Antonia Tully, Blogpost
“No one grows up wanting to work in an abortion clinic”, says Abby Johnson, the US abortion worker turned high profile pro-life advocate. Since 2009, her organisation, “And then there were none”, has helped over 600 abortion workers move into employment that doesn’t involve killing tiny human beings.
The grisly nature of abortion work
It seems that here, in Britain, abortion work is not the number one choice for employment either. In 2021, the British Pregnancy Advisory Service (BPAS) reported that it was struggling to meet a surge in demand for abortion for second-trimester abortions. According to BPAS, “growing numbers” of women are being forced to keep their babies because of a lack of abortion appointments. This is due, in part, to “problems with staffing”. Whatever else may be impacting staff shortages, it is not surprising that staff don’t want to be part of a procedure that destroys a fully formed human baby.
Staff retention is a problem for the abortion industry. Pro-abortion academics see the Abortion Act 1967 as a barrier to “the creation of a sustainable workforce”.[1] It’s unclear why the Act, which is so widely flouted as to allow around 200,000 abortions per year in England and Wales, should be such an impediment. The grisly nature of abortion work is far more likely to be why recruiting and retaining staff in abortion facilities is such a problem.
A scarcity of doctors was highlighted in 2019, when Professor Lesley Regan, then President of the Royal College of Obstetricians and Gynaecologists, bemoaned the lack of doctors willing to take part in abortion procedures. Professor Regan put the unwillingness of junior doctors to specialise in abortion down to “vilification from anti-abortionists” and, interestingly, “criticism from colleagues”. While Professor Regan regrets the shortage of doctors with abortion experience, there is no shortage of obstetricians and gynaecologists, with numbers in the UK growing from around five thousand in 2000 to nearly nine thousand in 2020.
The significant shift towards early “medical” abortions, with DIY abortion the most common method of abortion in 2020, means that fewer doctors are needed to perform later abortions. However, the distasteful and distressing nature of late-term abortion must surely be a key reason why doctors do not want to take part in the procedure.
Reports on abortion providers by the Care Quality Commission (CQC) give another insight into abortion staffing issues. The lid came off the appalling state of Britain’s abortion industry back in 2016, when the CQC revealed over 2,600 breaches of health and safety in Marie Stopes International facilities (now MSI Reproductive Choices) in Britain. By 2020, many of these facilities had improved to some extent and had received a CQC rating of “good”.
However, a rating of “good” was not all that good. In a report published by the CQC on 29 January 2019, following an unannounced inspection at the MSI London headquarters, the inspectors “remained concerned around the fragility of the leadership team”. The inspectors also reported that the “stability of the core leadership remained in a period of high flux and we were not assured an effective system of leadership and governance was in place to monitor the service and reduce the risk of harm”.
It seems that there is a high turnover of staff at the top of MSI, with the potential of risk to women.
A money motivated industry
In the United States, Dr Leanna Wen left her position as CEO of Planned Parenthood within a year of her appointment in 2018. This gave rise to coverage of the haemorrhaging of staff from Planned Parenthood, with ex-employees complaining that the organisation was “money motivated”. In 2019, when Planned Parenthood reopened the only abortion facility remaining in Nashville, Tennessee, 40% of the staff were new and had to be trained to assist with surgical abortions.

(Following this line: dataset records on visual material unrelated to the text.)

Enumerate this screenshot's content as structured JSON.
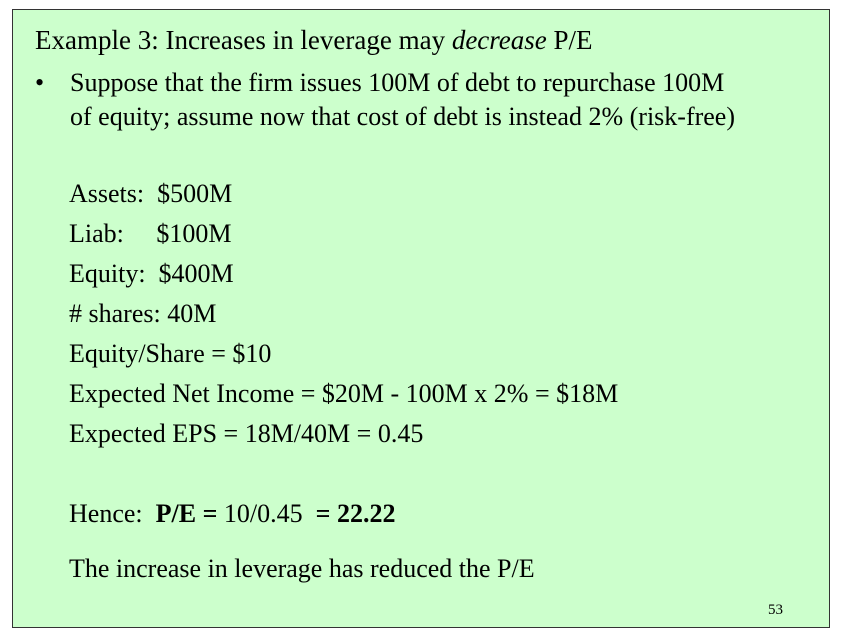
{
  "slide": {
    "title_prefix": "Example 3: Increases in leverage may ",
    "title_italic": "decrease",
    "title_suffix": " P/E",
    "bullet_symbol": "•",
    "bullet_line1": "Suppose that the firm issues 100M of debt to repurchase 100M",
    "bullet_line2": "of equity; assume now that cost of debt is instead 2% (risk-free)",
    "assets": "Assets:  $500M",
    "liab": "Liab:     $100M",
    "equity": "Equity:  $400M",
    "shares": "# shares: 40M",
    "equity_per_share": "Equity/Share = $10",
    "expected_net_income": "Expected Net Income = $20M - 100M x 2% = $18M",
    "expected_eps": "Expected EPS = 18M/40M = 0.45",
    "hence_label": "Hence:  ",
    "pe_label": "P/E = ",
    "pe_calc": "10/0.45  ",
    "pe_result": "= 22.22",
    "conclusion": "The increase in leverage has reduced the P/E",
    "page_number": "53"
  }
}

A money-grabbing culture may be among the ostensible reason for wanting to leave the employment of an abortion provider. But it’s hard not to think that what actually happens in an abortion clinic isn’t part of the reason too. It was seeing a second-trimester abortion that made Abby Johnson quit.
In September 2021, Abby Johnson organised the first-ever Quitters’ Ball, when she was joined by 50 other former abortion workers. Can we imagine 50 former UK abortion workers gathering to celebrate leaving this soul-destroying industry? Surely a challenge and a hope for us all.
[1] “Decriminalising abortion in the UK – What would it mean?” Ed. Sally Sheldon, Kaye Wellings, 2020, Policy Press.